Daniel Clowes, Wilson
Publisher: Drawn and Quarterly
2010, 77 pages, hardcover, $22
on the front cover, Wilson is shown standing stiffly on a sidewalk, fists loosely clenched, looking out at us, his prospective readers. His head is disproportionately large compared to the rest of his body. He looks ordinary enough—almost too ordinary to intrigue—and yet, perhaps for this very reason, one grows increasingly curious. Who exactly is this middle-aged fellow? If we turn to the back cover, we are given some clues, some labels. There we are told that Wilson is “a big-hearted slob, a lonesome bachelor, a devoted father and husband, an idiot, a sociopath, a delusional blowhard, a delicate flower.” In their very celebration of that which is contradictory, these labels are as good as any. In this graphic novel, appropriately titled after its front-and-center star-protagonist, Daniel Clowes has created an imagined world full of humor and pain, poignancy and surprises. Wilson delights and entertains by offering up real emotional insight and a true sense of how life’s illusory dimensions and nonsensical moments are inextricably linked with all that is genuine and enduring.

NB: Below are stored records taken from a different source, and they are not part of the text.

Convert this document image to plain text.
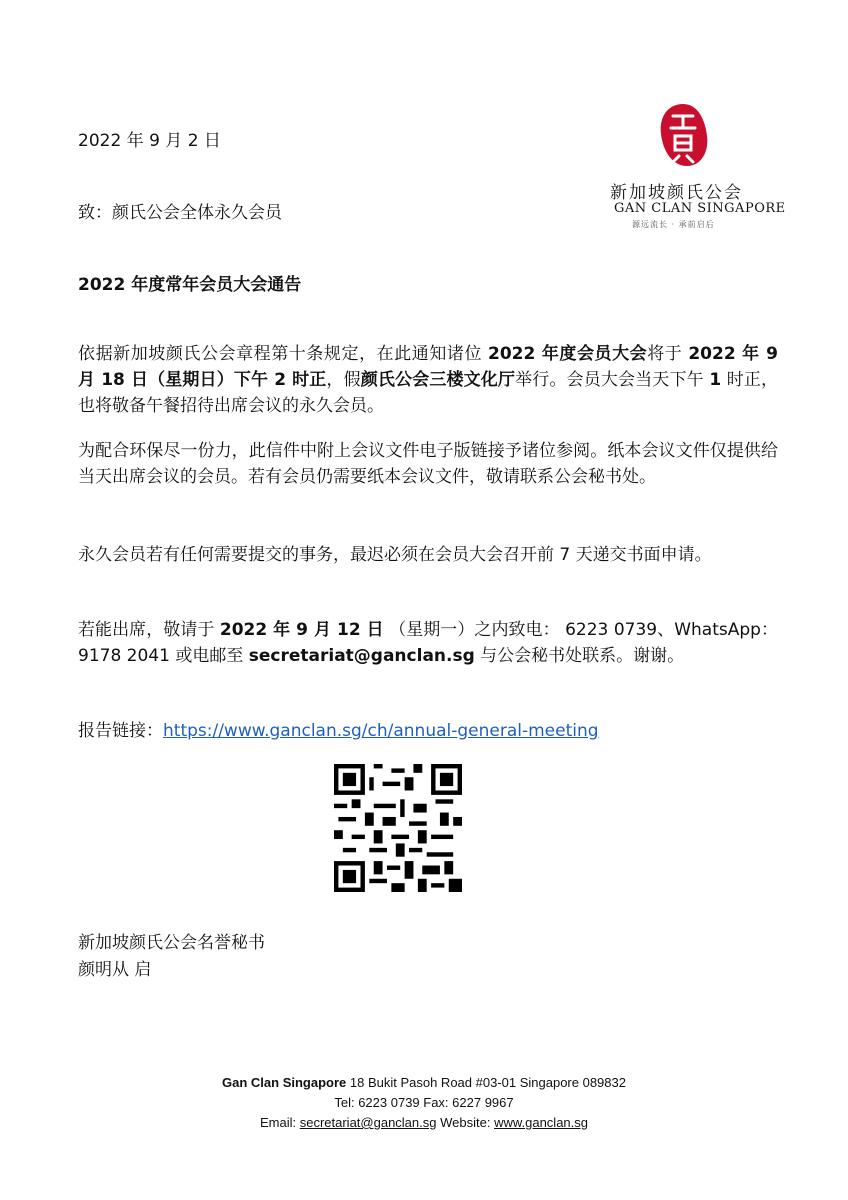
新加坡颜氏公会
GAN CLAN SINGAPORE
源远流长 · 承前启后
2022 年 9 月 2 日
致：颜氏公会全体永久会员
2022 年度常年会员大会通告
依据新加坡颜氏公会章程第十条规定，在此通知诸位 2022 年度会员大会将于 2022 年 9 月 18 日（星期日）下午 2 时正，假颜氏公会三楼文化厅举行。会员大会当天下午 1 时正，也将敬备午餐招待出席会议的永久会员。
为配合环保尽一份力，此信件中附上会议文件电子版链接予诸位参阅。纸本会议文件仅提供给当天出席会议的会员。若有会员仍需要纸本会议文件，敬请联系公会秘书处。
永久会员若有任何需要提交的事务，最迟必须在会员大会召开前 7 天递交书面申请。
若能出席，敬请于 2022 年 9 月 12 日 （星期一）之内致电： 6223 0739、WhatsApp： 9178 2041 或电邮至 secretariat@ganclan.sg 与公会秘书处联系。谢谢。
报告链接：https://www.ganclan.sg/ch/annual-general-meeting
新加坡颜氏公会名誉秘书
颜明从 启
Gan Clan Singapore 18 Bukit Pasoh Road #03-01 Singapore 089832
Tel: 6223 0739 Fax: 6227 9967
Email: secretariat@ganclan.sg Website: www.ganclan.sg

Clowes’ masterful balance between the cruel and the heartfelt, the absurd and the profound, underscores much of the novel’s hilarity. In the first panel, Wilson announces himself with cheery assurance. “I love people!” he declares while walking his dog. “How tragic,” he goes on, “that we’ve lost all sense of community with our fellow man!” When he encounters a stranger who begins to complain about her computer crashing, it doesn’t take long for Wilson’s good will to evaporate. “For the love of Christ, don’t you ever shut up?” Wilson says in the final frame. As the novel continues on and Wilson encounters other strangers, family members, “friends,” or simply reflects in solitude, we see many such reversals that startle and delight, as they perfectly articulate Wilson’s comical impatience and temper. The frequent laughter that Clowes induces is not hollow because it plays so adeptly—and never cheaply—with real sadness. We laugh as we empathize. In fact, the laughter deepens our empathy for Wilson and all his regrets for a past that is lost, all his bitterness and pain over an imperfect, often disappointing present that undercuts his bumbling yet authentic search for lasting solace, for perspective and purpose amidst life’s vicissitudes.

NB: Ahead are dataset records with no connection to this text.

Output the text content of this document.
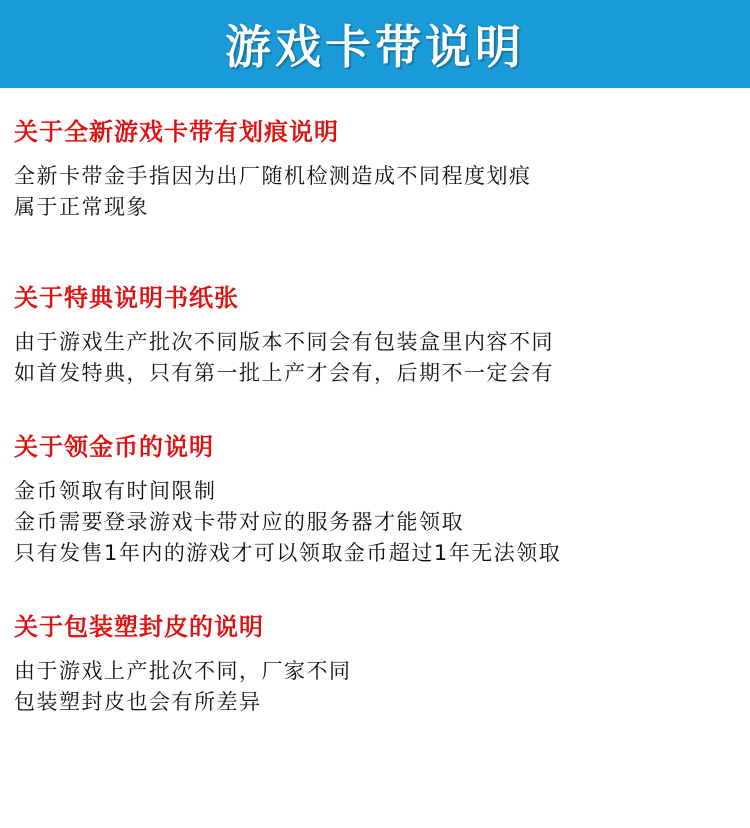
游戏卡带说明
关于全新游戏卡带有划痕说明
全新卡带金手指因为出厂随机检测造成不同程度划痕
属于正常现象
关于特典说明书纸张
由于游戏生产批次不同版本不同会有包装盒里内容不同
如首发特典，只有第一批上产才会有，后期不一定会有
关于领金币的说明
金币领取有时间限制
金币需要登录游戏卡带对应的服务器才能领取
只有发售1年内的游戏才可以领取金币超过1年无法领取
关于包装塑封皮的说明
由于游戏上产批次不同，厂家不同
包装塑封皮也会有所差异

As Clowes moves Wilson along from moment to moment, in mini-conversations at a café or on the telephone with his ailing father, the novel’s wonderful slice-of-life quality is kept fresh and vital, even as a larger, pleasingly loose narrative gradually emerges. The span of time covered in the seventy-seven pages (each of which constitutes its own contained and titled section) encompasses a number of years. In the early sections, the death of Wilson’s father impresses upon him the sheer totality of his isolation; and, as a result, he goes on a search to find his ex-wife, Pippi. Together, they track down their teenage daughter, whom Pippi had put up for adoption after leaving Wilson. In the later sections, after much water under the bridge (including an extended stint in prison), his daughter grows up, and Wilson discovers that he’s a grandfather. With time’s passage, it is difficult to articulate what exactly has changed in Wilson’s behavior. As readers though, we are left with a level of clarity about this man that is positively cleansing.
In this heartbreaking, hysterically funny, and ultimately elevating graphic novel, Wilson’s thoughts predominate. He lives in his mind but cannot create a life that matches his highest yearnings; he cannot quite make the leap into an actualized reality of peace and connectivity with others. And yet, though it would be misleading to say that Wilson achieves a radical expansion of wisdom over time, Clowes does grant him an endearing grace note in the story’s final frames. As Wilson sits and watches the rain fall outside his window, his thought-bubbles progress from “Finally!” to “It’s so obvious in a way, but it never even occurred to me!” and then, lastly, to “Of course that’s it! Of course!” We are not told what this “it” is that he realizes. The final image is solely that of Wilson, a man who has blundered his way through so much speech, watching the rain in perfect silence. Emerging out of a hefty accumulation of pain and absurdity, it’s a beautiful moment in an altogether sublime work of art.